China pitched as biggest threat to US shipbuilding
while Japan and South Korea were identified as a potential source of expertise
to revitalise US shipbuilding. Initial hearings at the office
of the US Trade Representative (USTR) investigating the
shipping market manipulation by China have been largely lukewarm by industry
operators and their customers.
Monday’s hearings at the USTR saw American shipper
representative groups largely opposing the $1.5m/port call charge on Chinese
ships, which they say will fuel cost increases and ultimately inflation as
shipping costs are passed down the line to consumers. World Shipping Council representations also
highlighted the inflationary tendency: “The World Shipping Council (WSC), which
represents 90% of the world’s container ship capacity, submitted a prepared
testimony arguing the fees would exacerbate inefficiencies in the supply chain
and negatively affect US business,” reported Alphaliner.
Meanwhile, the
National Council of Farmer Cooperatives argued that increased transportation
costs would severely impact US industry competitiveness in the global
marketplace. Feeder operators, US terminal operators and China trade
representatives were predictably opposed to the proposed charges. However, just as predictably, some industry
associations backed the policy, including the US steel industry-backed Alliance
for American Manufacturing (AAM), which was joined in its support by South
Korea’s Hanwha Shipping, and its US subsidiary.
Alphaliner reported
that AAM agrees with the Trump administration that China has manipulated the
market: “The largest obstacles to shipbuilding in the US are the unfair trade
practices of China. While no nation should be faulted for seeking to develop
maritime capabilities, Beijing’s ambitions go well beyond that and merit a
strong response by USTR using its authorities.”

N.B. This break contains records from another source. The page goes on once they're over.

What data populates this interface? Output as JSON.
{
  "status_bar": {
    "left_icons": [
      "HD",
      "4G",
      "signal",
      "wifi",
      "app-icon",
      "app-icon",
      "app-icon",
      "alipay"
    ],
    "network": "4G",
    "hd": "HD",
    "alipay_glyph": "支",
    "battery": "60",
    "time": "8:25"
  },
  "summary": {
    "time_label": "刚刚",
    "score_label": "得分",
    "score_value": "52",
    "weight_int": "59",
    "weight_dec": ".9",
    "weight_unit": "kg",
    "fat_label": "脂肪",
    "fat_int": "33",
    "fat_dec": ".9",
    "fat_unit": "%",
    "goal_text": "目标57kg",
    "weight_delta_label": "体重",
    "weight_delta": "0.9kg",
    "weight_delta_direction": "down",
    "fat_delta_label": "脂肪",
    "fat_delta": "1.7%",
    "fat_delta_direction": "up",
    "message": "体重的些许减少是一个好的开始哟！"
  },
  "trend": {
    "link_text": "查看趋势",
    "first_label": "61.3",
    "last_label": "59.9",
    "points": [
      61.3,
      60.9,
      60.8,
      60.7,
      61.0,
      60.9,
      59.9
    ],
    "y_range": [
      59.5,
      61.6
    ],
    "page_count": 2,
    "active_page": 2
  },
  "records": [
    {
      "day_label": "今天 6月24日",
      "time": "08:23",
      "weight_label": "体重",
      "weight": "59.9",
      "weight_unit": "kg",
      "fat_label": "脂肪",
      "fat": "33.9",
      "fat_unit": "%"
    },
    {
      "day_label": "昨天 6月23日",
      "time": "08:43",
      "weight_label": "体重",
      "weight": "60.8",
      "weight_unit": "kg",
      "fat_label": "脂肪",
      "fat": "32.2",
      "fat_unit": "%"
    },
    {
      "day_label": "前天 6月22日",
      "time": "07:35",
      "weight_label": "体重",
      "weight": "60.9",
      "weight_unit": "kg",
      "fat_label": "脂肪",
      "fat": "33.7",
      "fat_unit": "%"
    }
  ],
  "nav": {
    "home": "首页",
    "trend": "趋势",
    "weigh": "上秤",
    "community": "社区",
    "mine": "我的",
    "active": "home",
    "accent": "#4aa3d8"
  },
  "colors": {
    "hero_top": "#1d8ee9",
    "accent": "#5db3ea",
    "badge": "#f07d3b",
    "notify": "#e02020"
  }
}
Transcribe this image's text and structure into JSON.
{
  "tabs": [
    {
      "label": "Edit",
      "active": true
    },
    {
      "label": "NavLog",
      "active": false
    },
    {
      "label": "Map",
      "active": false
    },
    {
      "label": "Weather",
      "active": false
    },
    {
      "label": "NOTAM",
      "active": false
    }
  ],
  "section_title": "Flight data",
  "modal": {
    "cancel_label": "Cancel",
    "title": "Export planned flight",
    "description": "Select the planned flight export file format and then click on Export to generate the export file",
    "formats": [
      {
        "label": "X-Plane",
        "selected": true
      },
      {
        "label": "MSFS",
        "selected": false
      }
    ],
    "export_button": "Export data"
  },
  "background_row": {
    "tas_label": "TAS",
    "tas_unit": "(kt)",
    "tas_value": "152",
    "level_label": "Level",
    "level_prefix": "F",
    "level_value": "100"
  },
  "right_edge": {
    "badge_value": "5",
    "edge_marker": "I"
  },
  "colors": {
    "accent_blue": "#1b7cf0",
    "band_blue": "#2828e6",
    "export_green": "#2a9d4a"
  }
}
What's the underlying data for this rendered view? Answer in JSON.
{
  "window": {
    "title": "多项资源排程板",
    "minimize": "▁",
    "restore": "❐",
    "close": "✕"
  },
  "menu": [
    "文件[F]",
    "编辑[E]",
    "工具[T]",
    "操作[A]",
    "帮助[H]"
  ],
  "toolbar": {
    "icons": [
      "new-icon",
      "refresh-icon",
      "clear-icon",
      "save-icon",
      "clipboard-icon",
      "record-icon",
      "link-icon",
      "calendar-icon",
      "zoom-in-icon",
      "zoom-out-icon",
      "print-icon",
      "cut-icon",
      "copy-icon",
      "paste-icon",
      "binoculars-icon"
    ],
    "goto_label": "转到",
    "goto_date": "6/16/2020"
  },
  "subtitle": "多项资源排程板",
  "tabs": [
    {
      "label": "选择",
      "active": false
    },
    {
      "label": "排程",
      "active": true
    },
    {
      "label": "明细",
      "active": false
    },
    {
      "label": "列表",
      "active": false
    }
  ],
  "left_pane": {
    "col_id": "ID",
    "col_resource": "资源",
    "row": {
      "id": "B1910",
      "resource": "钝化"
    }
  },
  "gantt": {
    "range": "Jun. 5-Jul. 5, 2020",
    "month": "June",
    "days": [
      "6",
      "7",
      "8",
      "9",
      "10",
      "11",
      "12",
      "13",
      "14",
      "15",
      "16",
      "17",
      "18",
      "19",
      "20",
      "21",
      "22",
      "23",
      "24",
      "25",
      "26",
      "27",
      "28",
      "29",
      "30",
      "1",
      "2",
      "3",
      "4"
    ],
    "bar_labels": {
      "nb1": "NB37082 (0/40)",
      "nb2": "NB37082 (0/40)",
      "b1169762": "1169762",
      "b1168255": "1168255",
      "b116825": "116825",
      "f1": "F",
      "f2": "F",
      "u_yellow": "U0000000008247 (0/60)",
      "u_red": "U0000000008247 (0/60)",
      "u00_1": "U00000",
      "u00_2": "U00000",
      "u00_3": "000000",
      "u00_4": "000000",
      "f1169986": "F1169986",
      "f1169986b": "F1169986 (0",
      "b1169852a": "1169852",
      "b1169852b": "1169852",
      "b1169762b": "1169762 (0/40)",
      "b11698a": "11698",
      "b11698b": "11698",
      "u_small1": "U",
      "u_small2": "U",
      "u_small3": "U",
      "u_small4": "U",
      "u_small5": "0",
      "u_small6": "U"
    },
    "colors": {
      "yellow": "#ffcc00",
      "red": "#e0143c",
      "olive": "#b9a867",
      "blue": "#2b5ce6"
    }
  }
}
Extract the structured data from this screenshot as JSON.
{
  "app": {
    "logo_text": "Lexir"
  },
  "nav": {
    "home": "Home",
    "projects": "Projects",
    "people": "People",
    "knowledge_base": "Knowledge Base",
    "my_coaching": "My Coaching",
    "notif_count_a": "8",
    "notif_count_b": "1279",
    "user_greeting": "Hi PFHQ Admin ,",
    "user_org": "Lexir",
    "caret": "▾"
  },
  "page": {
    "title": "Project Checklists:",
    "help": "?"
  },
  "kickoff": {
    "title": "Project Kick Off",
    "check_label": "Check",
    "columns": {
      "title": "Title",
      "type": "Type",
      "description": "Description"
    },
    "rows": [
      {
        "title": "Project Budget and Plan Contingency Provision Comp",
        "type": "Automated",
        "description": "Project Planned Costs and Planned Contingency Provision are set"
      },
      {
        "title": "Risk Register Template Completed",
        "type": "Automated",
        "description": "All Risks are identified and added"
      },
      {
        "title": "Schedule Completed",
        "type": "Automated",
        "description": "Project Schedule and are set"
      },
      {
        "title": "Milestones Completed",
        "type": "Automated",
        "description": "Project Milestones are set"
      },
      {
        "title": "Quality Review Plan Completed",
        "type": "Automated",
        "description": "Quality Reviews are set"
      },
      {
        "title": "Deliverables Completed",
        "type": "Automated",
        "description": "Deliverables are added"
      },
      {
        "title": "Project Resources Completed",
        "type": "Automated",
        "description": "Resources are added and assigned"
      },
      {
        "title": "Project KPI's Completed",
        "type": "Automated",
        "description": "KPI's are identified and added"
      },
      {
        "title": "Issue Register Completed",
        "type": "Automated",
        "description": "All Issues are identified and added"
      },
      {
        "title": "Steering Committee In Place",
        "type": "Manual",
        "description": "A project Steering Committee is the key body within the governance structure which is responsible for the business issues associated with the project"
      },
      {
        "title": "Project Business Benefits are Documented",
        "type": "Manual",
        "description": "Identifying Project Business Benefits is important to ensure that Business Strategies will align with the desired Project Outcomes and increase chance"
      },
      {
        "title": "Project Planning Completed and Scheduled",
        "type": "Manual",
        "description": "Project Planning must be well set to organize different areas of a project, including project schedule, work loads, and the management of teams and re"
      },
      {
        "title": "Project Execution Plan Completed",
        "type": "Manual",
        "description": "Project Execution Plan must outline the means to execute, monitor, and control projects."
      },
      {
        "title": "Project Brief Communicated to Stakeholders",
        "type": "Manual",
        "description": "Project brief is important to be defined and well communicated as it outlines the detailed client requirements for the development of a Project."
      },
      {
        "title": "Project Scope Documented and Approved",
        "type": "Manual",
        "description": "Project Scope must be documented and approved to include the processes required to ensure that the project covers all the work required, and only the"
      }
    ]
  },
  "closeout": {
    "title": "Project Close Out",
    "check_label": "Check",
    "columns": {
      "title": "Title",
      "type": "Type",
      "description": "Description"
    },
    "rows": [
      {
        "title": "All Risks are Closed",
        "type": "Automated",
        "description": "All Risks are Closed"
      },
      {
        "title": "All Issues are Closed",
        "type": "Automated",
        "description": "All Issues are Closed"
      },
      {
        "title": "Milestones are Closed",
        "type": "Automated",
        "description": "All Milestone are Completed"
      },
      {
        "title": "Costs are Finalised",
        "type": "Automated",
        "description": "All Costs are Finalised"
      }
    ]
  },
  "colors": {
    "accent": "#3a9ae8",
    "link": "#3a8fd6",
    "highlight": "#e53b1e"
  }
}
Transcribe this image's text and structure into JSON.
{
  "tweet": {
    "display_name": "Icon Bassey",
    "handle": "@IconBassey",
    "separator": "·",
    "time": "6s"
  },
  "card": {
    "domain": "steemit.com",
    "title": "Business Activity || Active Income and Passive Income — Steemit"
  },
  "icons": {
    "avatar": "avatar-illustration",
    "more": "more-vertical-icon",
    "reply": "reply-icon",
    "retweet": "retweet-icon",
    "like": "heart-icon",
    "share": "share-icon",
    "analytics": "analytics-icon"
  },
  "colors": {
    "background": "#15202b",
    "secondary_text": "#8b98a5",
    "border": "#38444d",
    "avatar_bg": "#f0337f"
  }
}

According to former FMC commissioner Carl Bentzel, now the president of the
National Association of Waterfront Employers (NAWE), European, Japanese and South Korean shipbuilding
companies would be seen as acceptable alternatives to bring their expertise to
the US and revitalise US shipbuilding.
“They would need to
produce the vessels in the US, but these shipbuilders know that ultimately that
would benefit their companies,” Bentzel told Seatrade Maritime News.
Meanwhile, Alphaliner argues that the fees, if they
are imposed, will distort the liner shipping trades with larger operators more
capable of limiting their exposure. There is a large variation between the carriers,
with both Evergreen and HMM having made no port calls with Chinese-constructed
vessels, while such vessels account for 38 of Maersk's 214 calls, ZIM 37 of 73, CMA CGM 36 of 139, MSC 34 of 218 and COSCO Group 25 of 72.
For Zim, the policy
could be particularly damaging with 48% of its fleet deployed on the US trades.
“Most of the Chinese-built ships in ZIM’s fleet are units in the 5,315 – 7,800
teu size range, which were taken only recently on long-term charter from owners
such as Seaspan or Navios,” said Alphaliner.Overall, Alphaliner said 190 of 1,002 port calls were made by Chinese-built
ships in February (19%), by 488 different vessels. The consultant added that
the majority of container ships serving the US were built in South Korea, at
54.5%, while Chinese vessels were 20.9% of the total and Japan 12.3%.